Aucun jugement, aucune pitié
Encore un « déséquilibré » on va finir par penser que tous les « Boucaques » le sont, non ?
Le cas est fréquent chez nous aussi : des délinquants étrangers sont considérés comme des cas psychiatriques. Le rapport entre immigration et délinquance passe peut-être par la maladie mentale ! Il n’est pas étonnant, d’ailleurs, que le déracinement puisse avoir des conséquences psychologiques et cognitives sérieuses. Ce n’est pas une circonstance atténuante pour les délinquants étrangers mais une raison supplémentaire pour refuser l’immigration. Au minimum, un étranger devrait faire l’objet d’une OQTF dès qu’il présente des signes psychiatriques.

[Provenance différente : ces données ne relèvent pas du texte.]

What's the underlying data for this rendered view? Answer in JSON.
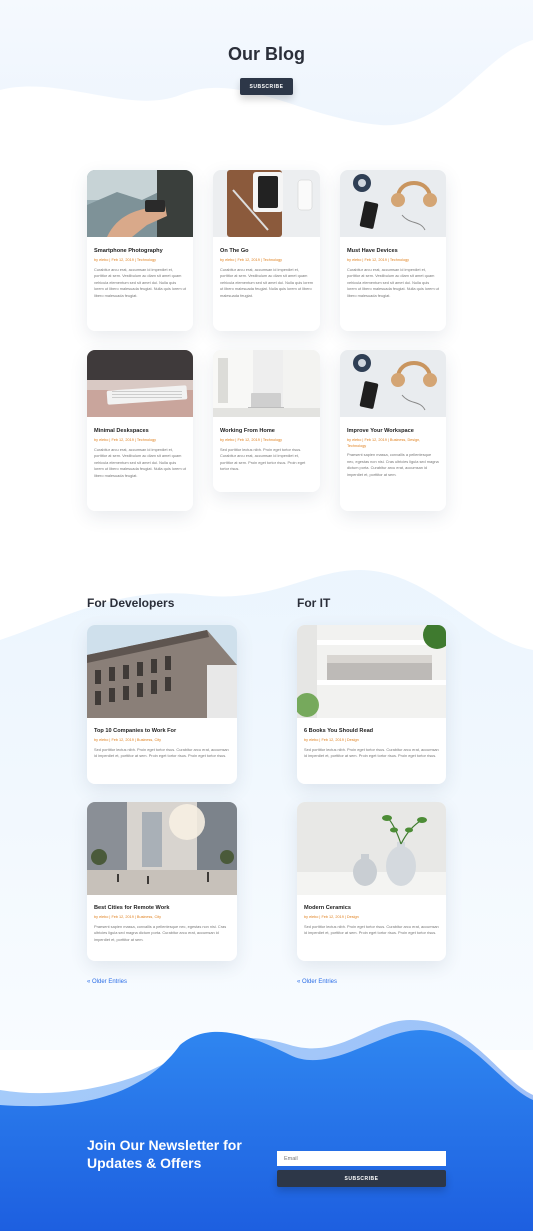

Première, deuxième, troisième génération… renvoi immédiat, sans négociation possible, dans leur pays d’origine, de ceux, très nombreux, qui peuplent nos prisons, encombrent nos tribunaux, en montrant une détermination sans failles, malgré les moyens colossaux mis en oeuvre pour tenter de les remettre dans le droit chemin, à nous asséner que nous, les habitants d’origine serions les vrais coupables.

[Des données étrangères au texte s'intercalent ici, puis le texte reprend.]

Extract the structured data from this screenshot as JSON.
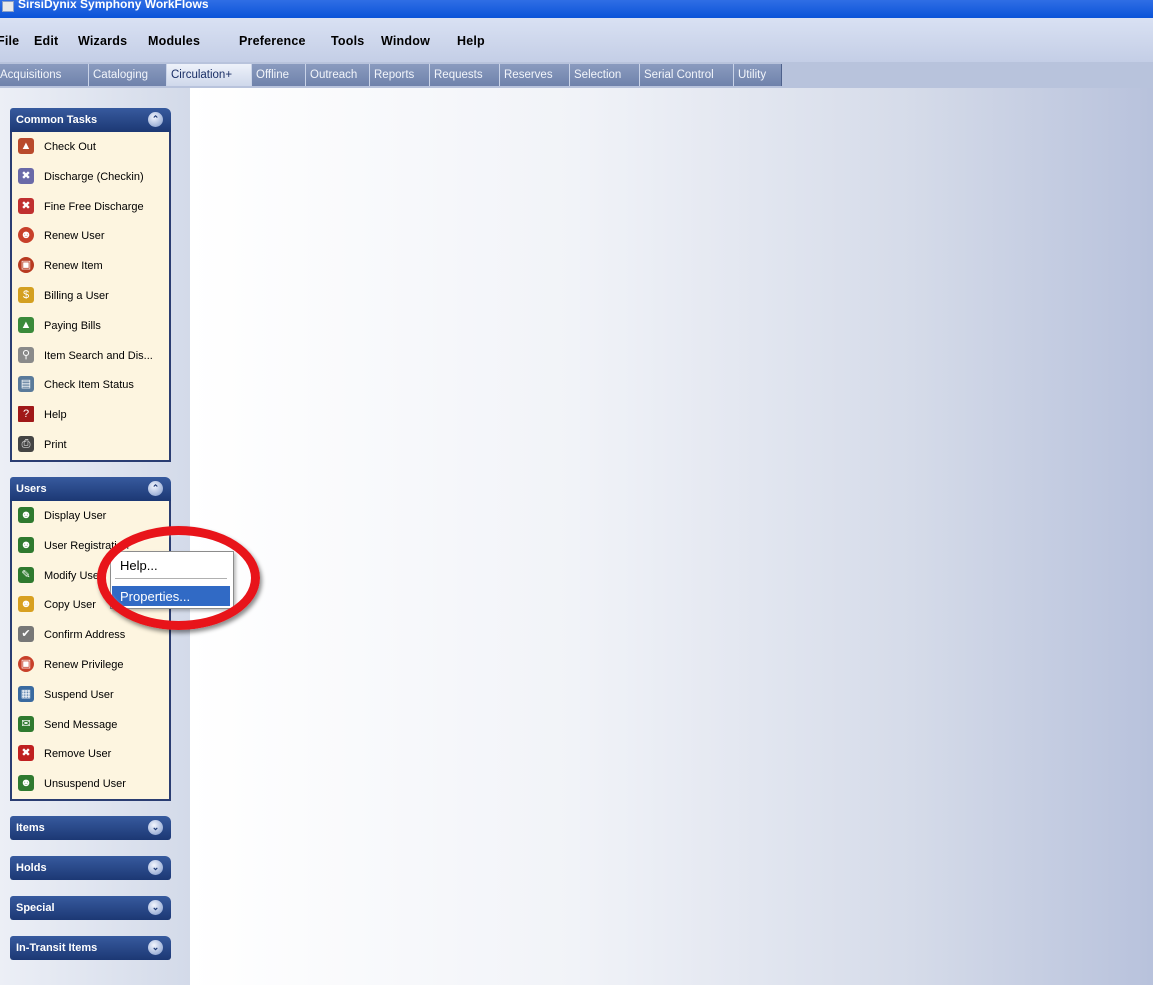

Cette inversion accusatoire constamment mise en avant, y compris par les associations en tous genres qui protègent ces délinquants de tous poils, ne peut plus être tolérée.
Vincent Bolloré est effectivement à l’avant-garde de ce combat et d’évidence, nous devons le suivre…
elles dorment tranquilles merkel et von der lyen ? je suis certaine que oui !
ben voyons !!!!condamnation: travail à vie pour financer la moindre tentative de réparation financiere des souffrances des victimes
On a pas de chance, à chaque faits divers de ce genre, impliquant des étrangers en situation irrégulière ou pas, ils ont tous des troubles psychiatriques….étonnant non ?
bizarre le nombre élevé de fous dans cette secte ????? ah oui ….normal c’en est le résultat !!!!